A growing number of US investors are rotating away from high profile artificial intelligence giants and into infrastructure companies positioned to benefit from long term AI capital spending, as volatility hits major technology stocks.
After years of strong gains, shares of leading AI driven firms such as Alphabet and Amazon have come under pressure. Investors are increasingly questioning whether massive investments in advanced AI systems will generate returns sufficient to justify elevated valuations.
Instead of betting directly on consumer facing AI platforms, asset managers are targeting the companies supplying the physical backbone of the AI expansion. This includes semiconductor manufacturers, data centre developers, optical communications firms and utilities responsible for delivering the electricity required to power large scale computing clusters.
Market performance has reinforced this pivot. Infrastructure linked names including Caterpillar, Lumentum and Western Digital have posted double digit gains this year. contrast, the S&P 500 has delivered only marginal returns, while exchange traded funds tracking the largest AI hyperscalers have declined.
The shift has prompted a wave of new financial products focused specifically on AI infrastructure exposure. Asset managers including BlackRock have adjusted portfolio weightings to increase allocations toward chipmakers and other enabling technologies. In several actively managed funds, infrastructure related holdings now account for a significant majority of total assets.
The logic behind the strategy is straightforward. As companies like Meta and Amazon commit billions of dollars to new data centre builds, that capital flows through supply chains spanning memory chips, networking equipment, cooling systems and energy providers.
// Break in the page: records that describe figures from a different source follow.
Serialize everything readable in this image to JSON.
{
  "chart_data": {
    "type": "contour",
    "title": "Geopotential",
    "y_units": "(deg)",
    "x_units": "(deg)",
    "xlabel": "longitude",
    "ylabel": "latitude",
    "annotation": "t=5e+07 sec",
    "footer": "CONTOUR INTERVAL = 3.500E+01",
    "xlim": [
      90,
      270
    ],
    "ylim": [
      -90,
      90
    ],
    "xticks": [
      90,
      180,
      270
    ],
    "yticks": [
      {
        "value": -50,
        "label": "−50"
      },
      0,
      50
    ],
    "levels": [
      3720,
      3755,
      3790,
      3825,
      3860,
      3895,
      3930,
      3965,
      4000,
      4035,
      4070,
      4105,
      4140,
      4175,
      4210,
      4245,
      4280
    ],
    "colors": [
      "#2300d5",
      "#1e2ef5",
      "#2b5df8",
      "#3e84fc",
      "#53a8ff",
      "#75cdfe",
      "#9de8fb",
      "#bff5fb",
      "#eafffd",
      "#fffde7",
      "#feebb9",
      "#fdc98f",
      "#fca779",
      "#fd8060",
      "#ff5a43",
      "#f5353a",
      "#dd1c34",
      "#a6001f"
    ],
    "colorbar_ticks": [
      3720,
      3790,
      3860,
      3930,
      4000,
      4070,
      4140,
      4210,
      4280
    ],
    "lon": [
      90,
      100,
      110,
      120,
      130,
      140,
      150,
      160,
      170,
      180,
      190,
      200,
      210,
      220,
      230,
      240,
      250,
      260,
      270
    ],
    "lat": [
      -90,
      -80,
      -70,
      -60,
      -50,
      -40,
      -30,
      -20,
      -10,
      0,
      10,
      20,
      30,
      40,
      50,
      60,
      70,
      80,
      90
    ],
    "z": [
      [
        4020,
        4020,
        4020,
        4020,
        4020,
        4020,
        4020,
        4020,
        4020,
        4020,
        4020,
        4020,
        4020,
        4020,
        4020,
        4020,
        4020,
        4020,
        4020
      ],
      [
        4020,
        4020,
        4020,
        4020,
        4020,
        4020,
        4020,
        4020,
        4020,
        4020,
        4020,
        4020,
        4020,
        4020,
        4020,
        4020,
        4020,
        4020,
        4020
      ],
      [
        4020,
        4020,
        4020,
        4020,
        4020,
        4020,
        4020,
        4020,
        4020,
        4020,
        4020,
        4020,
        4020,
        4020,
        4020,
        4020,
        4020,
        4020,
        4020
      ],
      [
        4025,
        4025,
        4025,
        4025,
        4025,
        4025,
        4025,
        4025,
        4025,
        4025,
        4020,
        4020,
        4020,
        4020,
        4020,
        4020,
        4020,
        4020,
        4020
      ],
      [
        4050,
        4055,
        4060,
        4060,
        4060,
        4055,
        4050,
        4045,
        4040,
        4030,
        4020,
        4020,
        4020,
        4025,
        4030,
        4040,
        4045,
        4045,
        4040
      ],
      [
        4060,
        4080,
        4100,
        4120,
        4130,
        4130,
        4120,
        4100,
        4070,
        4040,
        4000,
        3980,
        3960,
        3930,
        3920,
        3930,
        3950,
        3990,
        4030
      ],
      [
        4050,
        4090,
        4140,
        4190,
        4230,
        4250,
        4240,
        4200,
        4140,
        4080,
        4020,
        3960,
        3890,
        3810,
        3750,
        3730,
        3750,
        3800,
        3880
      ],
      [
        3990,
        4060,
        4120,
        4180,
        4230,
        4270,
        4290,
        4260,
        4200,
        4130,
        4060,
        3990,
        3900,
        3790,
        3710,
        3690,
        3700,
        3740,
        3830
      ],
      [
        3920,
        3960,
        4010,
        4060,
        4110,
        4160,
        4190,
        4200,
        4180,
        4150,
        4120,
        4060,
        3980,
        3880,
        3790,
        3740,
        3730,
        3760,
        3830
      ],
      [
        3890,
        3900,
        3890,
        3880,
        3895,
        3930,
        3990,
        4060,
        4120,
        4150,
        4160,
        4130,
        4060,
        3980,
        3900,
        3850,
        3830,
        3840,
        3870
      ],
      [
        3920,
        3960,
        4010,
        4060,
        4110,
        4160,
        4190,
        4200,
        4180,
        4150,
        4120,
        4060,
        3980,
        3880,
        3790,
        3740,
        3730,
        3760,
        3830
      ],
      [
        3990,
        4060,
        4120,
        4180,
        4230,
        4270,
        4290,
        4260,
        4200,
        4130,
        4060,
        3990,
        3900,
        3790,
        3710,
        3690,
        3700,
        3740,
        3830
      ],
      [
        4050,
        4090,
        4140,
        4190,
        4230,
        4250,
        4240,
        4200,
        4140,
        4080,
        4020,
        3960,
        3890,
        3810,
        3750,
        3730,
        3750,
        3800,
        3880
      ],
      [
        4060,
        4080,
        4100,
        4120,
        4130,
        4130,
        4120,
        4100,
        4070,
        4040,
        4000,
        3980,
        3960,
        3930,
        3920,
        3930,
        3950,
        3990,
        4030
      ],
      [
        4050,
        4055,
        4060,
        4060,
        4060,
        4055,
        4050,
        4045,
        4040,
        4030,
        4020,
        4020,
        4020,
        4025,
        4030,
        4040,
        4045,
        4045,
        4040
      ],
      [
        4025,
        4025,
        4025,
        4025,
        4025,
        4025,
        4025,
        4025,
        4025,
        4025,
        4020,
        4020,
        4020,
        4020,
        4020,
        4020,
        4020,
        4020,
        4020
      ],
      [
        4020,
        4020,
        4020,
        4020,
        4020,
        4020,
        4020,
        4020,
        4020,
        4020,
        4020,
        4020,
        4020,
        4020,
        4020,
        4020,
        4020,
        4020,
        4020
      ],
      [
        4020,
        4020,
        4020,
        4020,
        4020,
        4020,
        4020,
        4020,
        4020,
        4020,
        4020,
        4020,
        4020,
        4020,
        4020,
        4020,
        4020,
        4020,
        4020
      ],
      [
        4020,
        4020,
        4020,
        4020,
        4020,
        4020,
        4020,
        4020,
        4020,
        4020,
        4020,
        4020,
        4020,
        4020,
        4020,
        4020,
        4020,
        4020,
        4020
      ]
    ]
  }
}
Investors seeking more predictable revenue streams are aiming to capture returns from these underlying investments rather than from consumer AI applications, which face greater competitive and regulatory uncertainty.
Semiconductor producers remain central to the thesis. Firms such as SK Hynix, Micron and Intel are viewed as critical beneficiaries of sustained demand for high performance memory and processing capacity required to train and operate advanced AI models. While Nvidia remains influential within the ecosystem, some infrastructure focused funds have diversified exposure to reduce concentration risk.
Beyond chips, attention is also turning to utilities and grid operators as AI driven data centres increase electricity consumption. Reliable power supply and transmission capacity are emerging as key constraints on expansion, creating potential opportunities in energy infrastructure.
The reallocation reflects broader market dynamics. With headline AI stocks facing scrutiny over earnings visibility, investors appear to be seeking steadier cash flow profiles tied to tangible assets. Rather than abandoning the AI theme, many are repositioning within it, emphasising the industrial and infrastructural foundations supporting the sector’s growth.